Question

Construct the composition table for ${ \times _{\text{6}}}$on the set S = {0, 1, 2, 3, 4, 5}

Answer 1

To construct the composition table for ${ \times _{\text{6}}}$ on the given set S, we should first understand how a composition table is defined and how it is constructed.
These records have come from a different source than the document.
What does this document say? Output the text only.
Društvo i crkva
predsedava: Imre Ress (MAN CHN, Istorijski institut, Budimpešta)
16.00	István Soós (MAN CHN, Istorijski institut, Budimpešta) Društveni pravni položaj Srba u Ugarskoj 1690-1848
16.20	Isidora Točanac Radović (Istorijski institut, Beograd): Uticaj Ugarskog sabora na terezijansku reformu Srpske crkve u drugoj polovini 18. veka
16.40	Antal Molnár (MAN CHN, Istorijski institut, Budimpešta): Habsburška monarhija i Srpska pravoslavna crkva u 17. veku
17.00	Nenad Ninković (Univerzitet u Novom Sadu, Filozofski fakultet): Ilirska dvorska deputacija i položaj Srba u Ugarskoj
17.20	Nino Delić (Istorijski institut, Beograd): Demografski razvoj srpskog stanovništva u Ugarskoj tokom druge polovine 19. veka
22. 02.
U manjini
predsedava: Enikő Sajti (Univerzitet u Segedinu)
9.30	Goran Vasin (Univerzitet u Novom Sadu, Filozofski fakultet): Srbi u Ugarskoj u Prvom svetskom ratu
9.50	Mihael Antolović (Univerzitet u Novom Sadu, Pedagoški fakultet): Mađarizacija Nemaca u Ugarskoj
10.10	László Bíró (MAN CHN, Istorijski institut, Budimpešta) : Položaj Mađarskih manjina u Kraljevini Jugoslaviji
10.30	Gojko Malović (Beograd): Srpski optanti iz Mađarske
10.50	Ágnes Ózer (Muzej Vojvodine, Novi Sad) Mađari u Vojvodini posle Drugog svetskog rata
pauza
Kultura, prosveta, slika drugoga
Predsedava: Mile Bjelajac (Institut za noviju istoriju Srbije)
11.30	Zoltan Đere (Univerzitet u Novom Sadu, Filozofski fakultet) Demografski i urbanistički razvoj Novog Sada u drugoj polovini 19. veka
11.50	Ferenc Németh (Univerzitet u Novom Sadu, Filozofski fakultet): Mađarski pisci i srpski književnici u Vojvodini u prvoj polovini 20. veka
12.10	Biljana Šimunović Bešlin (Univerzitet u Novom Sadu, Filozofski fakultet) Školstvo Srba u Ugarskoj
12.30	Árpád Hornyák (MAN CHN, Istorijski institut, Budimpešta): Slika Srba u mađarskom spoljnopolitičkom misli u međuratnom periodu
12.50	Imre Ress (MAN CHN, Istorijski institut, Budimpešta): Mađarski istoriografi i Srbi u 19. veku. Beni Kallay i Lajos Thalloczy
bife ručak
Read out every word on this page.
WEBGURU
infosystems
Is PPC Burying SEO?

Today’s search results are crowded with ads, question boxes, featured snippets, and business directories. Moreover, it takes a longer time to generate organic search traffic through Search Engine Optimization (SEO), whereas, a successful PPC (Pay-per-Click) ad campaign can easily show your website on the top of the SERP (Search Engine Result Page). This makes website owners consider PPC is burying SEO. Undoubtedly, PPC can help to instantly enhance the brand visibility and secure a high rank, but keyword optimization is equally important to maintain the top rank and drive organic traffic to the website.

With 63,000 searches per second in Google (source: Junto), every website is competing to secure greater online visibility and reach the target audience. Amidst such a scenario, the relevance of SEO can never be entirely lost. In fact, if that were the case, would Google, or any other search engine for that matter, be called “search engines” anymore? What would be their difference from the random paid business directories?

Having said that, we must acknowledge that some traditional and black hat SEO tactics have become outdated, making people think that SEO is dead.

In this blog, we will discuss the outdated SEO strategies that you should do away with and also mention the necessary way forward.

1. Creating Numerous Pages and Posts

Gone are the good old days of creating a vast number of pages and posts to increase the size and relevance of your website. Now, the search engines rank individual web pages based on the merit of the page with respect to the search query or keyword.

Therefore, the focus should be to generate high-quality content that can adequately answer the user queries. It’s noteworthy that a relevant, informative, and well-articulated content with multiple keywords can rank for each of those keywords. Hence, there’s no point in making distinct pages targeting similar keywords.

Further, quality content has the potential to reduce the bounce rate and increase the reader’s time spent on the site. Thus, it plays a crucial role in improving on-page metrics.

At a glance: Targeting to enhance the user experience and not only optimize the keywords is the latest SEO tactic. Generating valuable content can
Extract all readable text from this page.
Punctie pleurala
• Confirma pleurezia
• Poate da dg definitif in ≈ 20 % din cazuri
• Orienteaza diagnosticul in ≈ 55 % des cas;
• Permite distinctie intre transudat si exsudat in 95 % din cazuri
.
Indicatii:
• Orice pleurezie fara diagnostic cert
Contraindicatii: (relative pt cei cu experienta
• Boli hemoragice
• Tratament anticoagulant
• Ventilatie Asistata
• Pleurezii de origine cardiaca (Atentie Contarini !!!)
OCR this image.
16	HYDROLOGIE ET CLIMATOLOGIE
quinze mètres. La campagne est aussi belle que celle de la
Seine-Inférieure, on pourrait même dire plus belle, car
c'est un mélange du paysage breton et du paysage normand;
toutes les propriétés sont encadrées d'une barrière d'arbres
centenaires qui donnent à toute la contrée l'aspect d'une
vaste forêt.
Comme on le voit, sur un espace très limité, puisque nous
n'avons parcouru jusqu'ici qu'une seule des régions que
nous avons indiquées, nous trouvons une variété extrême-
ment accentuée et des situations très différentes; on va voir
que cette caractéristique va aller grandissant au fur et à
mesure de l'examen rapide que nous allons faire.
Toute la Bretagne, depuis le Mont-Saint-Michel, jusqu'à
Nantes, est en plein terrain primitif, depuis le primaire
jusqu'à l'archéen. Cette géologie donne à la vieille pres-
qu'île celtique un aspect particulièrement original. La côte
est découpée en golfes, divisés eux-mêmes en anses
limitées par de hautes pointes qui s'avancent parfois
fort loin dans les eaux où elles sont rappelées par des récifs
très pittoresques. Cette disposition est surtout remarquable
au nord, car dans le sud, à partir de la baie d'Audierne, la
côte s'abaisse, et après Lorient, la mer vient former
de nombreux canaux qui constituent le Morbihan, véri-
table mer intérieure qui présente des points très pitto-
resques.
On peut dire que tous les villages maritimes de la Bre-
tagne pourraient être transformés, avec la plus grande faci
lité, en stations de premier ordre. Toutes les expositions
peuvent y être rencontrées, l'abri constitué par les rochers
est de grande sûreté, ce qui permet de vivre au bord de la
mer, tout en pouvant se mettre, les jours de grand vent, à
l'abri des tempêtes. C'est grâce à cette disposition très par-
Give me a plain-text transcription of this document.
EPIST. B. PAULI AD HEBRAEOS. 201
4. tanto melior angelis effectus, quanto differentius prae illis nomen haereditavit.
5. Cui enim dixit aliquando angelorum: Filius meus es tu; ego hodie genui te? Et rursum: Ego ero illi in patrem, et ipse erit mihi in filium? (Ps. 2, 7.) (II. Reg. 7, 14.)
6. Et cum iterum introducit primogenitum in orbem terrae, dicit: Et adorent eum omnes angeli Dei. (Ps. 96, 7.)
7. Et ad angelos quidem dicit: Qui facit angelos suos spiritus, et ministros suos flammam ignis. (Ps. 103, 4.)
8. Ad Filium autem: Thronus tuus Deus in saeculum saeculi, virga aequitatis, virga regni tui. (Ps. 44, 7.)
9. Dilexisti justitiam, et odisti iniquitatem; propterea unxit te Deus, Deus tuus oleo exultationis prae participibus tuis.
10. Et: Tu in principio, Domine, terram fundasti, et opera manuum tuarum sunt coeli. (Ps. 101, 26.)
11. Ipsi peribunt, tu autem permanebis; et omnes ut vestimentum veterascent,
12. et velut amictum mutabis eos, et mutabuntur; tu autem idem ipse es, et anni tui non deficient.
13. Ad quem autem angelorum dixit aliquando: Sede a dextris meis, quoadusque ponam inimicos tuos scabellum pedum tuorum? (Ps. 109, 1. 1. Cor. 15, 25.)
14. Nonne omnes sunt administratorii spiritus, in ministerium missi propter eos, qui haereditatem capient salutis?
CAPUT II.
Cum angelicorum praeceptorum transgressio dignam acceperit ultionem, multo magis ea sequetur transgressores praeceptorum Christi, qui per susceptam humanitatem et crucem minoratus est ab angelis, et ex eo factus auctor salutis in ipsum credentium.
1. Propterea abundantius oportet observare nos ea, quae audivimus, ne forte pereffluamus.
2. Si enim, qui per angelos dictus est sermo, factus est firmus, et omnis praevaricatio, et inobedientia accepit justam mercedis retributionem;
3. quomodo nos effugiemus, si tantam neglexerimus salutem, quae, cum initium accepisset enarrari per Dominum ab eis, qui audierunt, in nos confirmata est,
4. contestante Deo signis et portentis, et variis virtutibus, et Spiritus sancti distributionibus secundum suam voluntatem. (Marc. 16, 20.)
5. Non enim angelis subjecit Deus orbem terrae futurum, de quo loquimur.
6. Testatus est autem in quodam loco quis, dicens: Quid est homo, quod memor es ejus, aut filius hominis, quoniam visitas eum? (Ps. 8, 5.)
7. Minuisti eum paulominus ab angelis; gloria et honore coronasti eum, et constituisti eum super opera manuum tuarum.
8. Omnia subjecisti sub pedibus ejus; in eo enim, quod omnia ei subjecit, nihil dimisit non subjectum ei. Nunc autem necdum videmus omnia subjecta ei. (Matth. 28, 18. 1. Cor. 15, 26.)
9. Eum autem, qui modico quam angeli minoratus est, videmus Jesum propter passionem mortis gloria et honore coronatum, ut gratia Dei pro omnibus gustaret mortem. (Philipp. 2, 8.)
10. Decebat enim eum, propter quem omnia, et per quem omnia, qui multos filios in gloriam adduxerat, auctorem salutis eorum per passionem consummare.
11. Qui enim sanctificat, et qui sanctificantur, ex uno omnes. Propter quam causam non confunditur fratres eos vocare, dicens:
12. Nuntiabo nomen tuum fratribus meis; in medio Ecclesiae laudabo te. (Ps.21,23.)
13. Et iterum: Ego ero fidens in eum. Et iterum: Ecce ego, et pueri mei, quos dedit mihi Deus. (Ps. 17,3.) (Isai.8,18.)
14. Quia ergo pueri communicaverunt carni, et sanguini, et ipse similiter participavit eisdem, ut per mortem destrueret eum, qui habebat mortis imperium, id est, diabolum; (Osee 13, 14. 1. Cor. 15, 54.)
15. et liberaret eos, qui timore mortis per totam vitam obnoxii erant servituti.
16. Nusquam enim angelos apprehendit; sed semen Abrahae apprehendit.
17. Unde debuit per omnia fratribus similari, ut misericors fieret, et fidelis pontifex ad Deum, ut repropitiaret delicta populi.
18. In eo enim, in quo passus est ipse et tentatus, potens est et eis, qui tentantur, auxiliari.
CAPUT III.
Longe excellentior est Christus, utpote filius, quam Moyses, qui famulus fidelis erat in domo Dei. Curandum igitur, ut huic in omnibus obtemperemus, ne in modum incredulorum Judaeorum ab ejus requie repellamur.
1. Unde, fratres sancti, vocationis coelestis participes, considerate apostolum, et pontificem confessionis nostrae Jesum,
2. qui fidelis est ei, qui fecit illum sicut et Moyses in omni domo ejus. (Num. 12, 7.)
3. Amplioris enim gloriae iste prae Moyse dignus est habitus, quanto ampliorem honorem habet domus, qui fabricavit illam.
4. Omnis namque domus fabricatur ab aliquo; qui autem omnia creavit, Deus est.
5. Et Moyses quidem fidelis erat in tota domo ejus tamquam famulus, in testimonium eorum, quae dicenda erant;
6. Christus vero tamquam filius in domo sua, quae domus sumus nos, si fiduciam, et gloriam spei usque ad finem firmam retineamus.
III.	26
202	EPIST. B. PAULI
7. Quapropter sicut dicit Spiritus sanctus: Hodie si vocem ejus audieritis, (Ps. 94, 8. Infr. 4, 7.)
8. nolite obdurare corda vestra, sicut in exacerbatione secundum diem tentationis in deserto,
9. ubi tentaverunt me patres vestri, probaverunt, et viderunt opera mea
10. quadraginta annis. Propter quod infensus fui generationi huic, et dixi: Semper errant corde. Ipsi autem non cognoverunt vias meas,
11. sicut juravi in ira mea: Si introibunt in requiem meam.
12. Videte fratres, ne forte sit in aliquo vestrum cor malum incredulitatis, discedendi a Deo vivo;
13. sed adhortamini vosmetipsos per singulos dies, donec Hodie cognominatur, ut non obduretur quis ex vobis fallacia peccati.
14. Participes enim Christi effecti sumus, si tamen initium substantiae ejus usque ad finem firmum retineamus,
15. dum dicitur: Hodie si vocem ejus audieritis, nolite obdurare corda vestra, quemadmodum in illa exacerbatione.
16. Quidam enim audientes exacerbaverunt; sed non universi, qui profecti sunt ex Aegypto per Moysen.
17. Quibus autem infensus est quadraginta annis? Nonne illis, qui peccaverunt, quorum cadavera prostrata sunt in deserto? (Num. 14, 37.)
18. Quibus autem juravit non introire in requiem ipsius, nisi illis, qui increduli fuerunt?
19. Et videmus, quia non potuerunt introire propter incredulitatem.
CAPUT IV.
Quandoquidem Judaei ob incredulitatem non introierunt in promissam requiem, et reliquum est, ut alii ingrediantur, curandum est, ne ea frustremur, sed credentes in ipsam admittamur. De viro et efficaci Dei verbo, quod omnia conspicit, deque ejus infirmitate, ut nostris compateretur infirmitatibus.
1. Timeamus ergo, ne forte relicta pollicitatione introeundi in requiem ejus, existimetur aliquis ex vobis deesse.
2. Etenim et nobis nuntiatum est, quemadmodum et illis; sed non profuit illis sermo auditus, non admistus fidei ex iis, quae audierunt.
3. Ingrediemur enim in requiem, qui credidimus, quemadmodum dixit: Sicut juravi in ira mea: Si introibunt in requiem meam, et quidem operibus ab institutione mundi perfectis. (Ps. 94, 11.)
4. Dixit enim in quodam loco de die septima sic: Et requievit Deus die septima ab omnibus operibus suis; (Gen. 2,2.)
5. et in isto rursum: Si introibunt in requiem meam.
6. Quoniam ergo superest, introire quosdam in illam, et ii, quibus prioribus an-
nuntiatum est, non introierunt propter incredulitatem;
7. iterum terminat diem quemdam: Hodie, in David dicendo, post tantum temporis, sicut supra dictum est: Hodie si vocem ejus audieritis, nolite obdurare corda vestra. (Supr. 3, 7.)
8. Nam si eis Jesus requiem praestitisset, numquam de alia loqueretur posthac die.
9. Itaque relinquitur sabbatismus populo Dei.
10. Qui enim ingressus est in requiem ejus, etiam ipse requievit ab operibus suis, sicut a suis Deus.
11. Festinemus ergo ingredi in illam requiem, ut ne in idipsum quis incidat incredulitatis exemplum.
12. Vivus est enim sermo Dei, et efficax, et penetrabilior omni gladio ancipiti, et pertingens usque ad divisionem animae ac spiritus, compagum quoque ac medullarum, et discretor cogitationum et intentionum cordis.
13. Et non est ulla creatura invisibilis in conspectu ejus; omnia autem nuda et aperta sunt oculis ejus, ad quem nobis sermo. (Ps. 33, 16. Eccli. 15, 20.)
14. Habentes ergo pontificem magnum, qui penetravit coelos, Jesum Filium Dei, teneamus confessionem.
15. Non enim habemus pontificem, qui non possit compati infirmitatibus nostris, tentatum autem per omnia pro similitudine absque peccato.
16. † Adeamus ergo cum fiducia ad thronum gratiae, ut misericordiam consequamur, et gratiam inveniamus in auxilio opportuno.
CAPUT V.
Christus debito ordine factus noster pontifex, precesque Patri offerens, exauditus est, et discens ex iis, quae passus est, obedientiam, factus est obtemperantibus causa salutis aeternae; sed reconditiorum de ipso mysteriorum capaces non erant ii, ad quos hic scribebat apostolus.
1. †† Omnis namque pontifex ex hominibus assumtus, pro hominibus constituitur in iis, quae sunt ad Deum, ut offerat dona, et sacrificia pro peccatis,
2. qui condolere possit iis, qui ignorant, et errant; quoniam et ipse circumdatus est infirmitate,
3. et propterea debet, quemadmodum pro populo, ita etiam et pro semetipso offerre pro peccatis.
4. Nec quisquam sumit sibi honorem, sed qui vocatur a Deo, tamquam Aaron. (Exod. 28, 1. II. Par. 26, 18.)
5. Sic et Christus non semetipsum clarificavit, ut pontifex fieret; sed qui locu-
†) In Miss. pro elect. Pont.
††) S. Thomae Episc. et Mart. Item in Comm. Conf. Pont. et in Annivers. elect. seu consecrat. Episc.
In a composition table on a set with 6 elements as given above, if the product of numbers is equal to or less than five, we write the value and if it is above we write the remainder of the product divided by 6.

Complete step by step answer:
Given Data,
Composition table for ${ \times _{\text{6}}}$on the set S = {0, 1, 2, 3, 4, 5}

Now let us consider a and b to be two numbers which belong to the set ‘S’.
Now the composition table for ${ \times _{\text{6}}}$on the set S is defined as:
{\text{a }}{ \times _{\text{6}}}{\text{b = }}\left\\{ {\text{a}}{\text{.b if a}} \leqslant 5 \\\ {\text{Remainder of }}\dfrac{{{\text{a}}{\text{.b}}}}{6}{\text{ if a}}{\text{.b > 5}} \\\ \right\\}

Now we perform this operation on each element of the set with every element of the set itself.
We express it in the form of a 6 × 6 table, with elements from 0 to 6 in the first rows and first column sequentially.
It looks as follows:
{\text{a }}{ \times _{\text{6}}}{\text{b = }}\boxed{\begin{array}{*{20}{c}} {{ \times _{\text{6}}}}&{\left( 0 \right)}&{\left( 1 \right)}&{\left( 2 \right)}&{\left( 3 \right)}&{\left( 4 \right)}&{\left( 5 \right)} \\\ {\left( 0 \right)}&0&0&0&0&0&0 \\\ {\left( 1 \right)}&0&1&2&3&4&5 \\\ {\left( 2 \right)}&0&2&4&0&2&4 \\\ {\left( 3 \right)}&0&3&0&3&0&3 \\\ {\left( 4 \right)}&0&4&2&0&4&2 \\\ {\left( 5 \right)}&0&5&4&3&2&1 \end{array}}
This is called the composition table for ${ \times _{\text{6}}}$on the set S = {0, 1, 2, 3, 4, 5}.

Note: In order to solve this type of problems the key is to know the concept of a composition table for a given set and the procedure to perform it. It can be of different types based on the number of elements in the set and the value of elements in the set. The order of elements mentioned inside the set is to be considered. We perform the calculation for each position of the table and fill it in an order to obtain the final output.